Abstract Most past surveys and conclusions have clearly indicated that more than 55% of electronic device's failures are related to the inability to control high heat generated entirely. The conventional cooling methods typically consist of air-cooling processes, which involve various types of heat sinks in free and forced convection, becomes inadequate to meet the cooling requirements with high performance, compact size, and increased heat generation advanced electronic devices. The main aims of this investigation are (i) to analyze the airflow around a horizontally oriented piezofan, which is oscillating transversally to longitudinal channel airflow, and (ii) to show its applicability to achieve successful thermal management on a flat heated surface at an electronic component.
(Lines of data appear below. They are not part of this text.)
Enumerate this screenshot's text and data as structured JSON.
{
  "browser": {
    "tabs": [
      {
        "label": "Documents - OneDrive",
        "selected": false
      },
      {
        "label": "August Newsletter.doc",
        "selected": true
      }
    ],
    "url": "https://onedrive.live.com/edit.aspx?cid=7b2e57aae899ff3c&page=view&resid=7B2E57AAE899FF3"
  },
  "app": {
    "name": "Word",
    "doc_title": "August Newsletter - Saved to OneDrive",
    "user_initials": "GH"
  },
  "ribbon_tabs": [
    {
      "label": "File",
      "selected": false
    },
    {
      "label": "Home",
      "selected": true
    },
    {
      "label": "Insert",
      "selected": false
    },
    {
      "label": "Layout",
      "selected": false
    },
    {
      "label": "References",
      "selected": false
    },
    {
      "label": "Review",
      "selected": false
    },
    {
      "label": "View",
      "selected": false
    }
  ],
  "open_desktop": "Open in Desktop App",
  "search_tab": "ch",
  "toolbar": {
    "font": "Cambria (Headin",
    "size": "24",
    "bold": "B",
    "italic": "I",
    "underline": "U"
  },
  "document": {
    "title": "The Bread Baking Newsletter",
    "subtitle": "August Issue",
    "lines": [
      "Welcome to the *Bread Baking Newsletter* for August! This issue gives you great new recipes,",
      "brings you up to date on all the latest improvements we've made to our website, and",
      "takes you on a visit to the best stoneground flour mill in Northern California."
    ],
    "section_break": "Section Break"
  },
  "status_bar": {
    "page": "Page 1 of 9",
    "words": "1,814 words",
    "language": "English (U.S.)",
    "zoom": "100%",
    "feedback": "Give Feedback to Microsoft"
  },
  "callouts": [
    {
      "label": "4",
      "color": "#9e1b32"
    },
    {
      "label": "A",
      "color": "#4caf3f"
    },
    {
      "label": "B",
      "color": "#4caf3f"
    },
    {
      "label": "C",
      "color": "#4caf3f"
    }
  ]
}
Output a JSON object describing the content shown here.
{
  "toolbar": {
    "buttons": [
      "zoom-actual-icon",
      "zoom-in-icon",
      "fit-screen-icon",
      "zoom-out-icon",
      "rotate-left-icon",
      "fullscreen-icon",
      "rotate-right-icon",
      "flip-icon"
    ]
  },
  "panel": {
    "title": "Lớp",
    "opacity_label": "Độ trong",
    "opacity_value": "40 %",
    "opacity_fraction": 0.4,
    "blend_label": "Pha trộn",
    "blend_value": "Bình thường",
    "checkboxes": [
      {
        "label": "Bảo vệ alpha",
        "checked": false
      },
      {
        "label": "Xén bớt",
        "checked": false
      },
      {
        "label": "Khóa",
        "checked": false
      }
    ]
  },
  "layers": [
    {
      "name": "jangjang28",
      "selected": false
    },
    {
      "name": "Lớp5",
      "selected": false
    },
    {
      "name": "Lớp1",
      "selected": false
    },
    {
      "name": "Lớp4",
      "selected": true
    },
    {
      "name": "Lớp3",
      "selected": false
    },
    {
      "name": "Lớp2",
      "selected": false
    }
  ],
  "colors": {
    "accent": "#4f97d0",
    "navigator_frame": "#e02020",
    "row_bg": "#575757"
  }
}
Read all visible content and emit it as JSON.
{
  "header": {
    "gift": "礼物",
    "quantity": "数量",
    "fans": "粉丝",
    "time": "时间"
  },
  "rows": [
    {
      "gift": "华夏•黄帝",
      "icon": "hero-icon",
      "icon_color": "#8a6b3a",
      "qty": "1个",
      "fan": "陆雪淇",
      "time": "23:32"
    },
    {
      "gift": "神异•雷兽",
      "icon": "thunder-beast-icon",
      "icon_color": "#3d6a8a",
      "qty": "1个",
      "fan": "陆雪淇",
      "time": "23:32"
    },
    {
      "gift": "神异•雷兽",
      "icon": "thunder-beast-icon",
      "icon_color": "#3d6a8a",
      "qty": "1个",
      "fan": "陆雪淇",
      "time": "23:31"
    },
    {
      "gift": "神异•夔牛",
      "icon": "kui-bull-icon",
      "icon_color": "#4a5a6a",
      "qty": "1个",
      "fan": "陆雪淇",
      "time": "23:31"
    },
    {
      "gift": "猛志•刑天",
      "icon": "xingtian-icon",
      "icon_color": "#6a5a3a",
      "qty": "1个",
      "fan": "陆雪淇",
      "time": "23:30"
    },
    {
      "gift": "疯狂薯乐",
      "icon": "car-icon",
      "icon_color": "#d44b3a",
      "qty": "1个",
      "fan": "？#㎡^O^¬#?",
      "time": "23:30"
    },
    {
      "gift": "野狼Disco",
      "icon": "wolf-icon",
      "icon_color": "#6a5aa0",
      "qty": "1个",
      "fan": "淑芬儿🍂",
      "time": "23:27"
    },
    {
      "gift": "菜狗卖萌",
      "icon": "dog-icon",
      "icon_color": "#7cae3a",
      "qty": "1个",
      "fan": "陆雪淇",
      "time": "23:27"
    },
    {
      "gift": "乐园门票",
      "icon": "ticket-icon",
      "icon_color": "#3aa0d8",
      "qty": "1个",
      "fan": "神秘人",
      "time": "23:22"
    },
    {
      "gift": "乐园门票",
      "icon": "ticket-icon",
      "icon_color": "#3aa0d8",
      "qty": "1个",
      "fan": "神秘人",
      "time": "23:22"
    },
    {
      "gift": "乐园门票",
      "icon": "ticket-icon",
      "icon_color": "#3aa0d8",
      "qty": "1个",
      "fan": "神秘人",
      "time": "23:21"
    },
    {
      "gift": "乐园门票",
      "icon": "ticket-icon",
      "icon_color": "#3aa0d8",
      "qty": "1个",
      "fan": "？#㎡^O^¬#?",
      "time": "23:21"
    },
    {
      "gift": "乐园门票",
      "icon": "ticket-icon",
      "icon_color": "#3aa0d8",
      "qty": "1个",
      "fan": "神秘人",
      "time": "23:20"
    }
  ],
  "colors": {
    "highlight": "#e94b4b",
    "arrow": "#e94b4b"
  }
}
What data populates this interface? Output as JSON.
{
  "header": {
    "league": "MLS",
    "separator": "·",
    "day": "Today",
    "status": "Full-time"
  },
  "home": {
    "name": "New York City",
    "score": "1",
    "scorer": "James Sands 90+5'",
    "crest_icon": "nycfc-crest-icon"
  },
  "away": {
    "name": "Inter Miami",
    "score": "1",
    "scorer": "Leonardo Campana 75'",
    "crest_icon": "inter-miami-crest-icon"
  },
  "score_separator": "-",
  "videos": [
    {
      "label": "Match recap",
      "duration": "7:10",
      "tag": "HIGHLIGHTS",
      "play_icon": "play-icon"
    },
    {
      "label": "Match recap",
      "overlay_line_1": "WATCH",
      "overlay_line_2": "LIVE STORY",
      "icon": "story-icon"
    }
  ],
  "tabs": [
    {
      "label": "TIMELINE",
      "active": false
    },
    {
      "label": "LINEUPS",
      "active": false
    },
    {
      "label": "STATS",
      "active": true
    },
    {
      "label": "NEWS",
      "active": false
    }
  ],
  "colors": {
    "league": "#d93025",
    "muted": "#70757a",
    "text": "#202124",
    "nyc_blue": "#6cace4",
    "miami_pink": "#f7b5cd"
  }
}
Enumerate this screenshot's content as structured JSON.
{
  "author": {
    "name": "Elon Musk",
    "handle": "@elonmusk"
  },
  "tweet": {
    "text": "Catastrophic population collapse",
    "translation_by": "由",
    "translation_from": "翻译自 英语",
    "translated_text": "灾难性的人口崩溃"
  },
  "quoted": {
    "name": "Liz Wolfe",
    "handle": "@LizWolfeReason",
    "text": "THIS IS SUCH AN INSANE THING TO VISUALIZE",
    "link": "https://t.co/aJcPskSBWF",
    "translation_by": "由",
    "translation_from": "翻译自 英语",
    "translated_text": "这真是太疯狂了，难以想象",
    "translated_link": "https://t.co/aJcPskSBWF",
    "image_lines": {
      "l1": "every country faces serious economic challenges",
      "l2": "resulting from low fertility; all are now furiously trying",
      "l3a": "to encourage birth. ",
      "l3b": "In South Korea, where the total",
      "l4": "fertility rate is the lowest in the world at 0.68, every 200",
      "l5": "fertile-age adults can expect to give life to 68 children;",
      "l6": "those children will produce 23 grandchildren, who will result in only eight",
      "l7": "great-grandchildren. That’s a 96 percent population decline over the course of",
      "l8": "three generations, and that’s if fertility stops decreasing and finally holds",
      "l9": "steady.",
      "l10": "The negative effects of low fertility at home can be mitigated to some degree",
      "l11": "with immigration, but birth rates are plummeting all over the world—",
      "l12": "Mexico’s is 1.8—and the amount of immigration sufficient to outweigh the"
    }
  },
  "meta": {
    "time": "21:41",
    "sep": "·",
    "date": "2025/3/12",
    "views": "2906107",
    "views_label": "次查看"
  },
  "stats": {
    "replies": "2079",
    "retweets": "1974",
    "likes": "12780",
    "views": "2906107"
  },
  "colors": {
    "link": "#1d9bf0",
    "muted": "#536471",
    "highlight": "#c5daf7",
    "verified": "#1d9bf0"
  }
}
The coupled-analysis was performed on a 2D-laminar flow model by combining the cantilever motion analysis with fluid flow and heat transfer using COMSOL Multiphysics software. The model based on the finite element method (FEM) is determined using an Arbitrarily Lagrange-Euler scheme (ALE) in Fluid-Structure-Interaction (FSI) analysis. The cooling performance of piezofan is computed by evaluating the average forced convective heat transfer coefficient at the heated section of the channel surface with an inlet flow velocity of uin = 0.1 m/s, i.e., Rem = 1040. The simulation results have shown the high performance of these fans compared to without piezofan flow conditions. The best performance was obtained at which the moving tip of the fan at the middle of the heated surface (∆xp = −20 mm) with a distance from the heated surface of G = 7 mm. Compared with the laminar flow conditions without piezofan, the convection heat transfer coefficient is increased by 231%.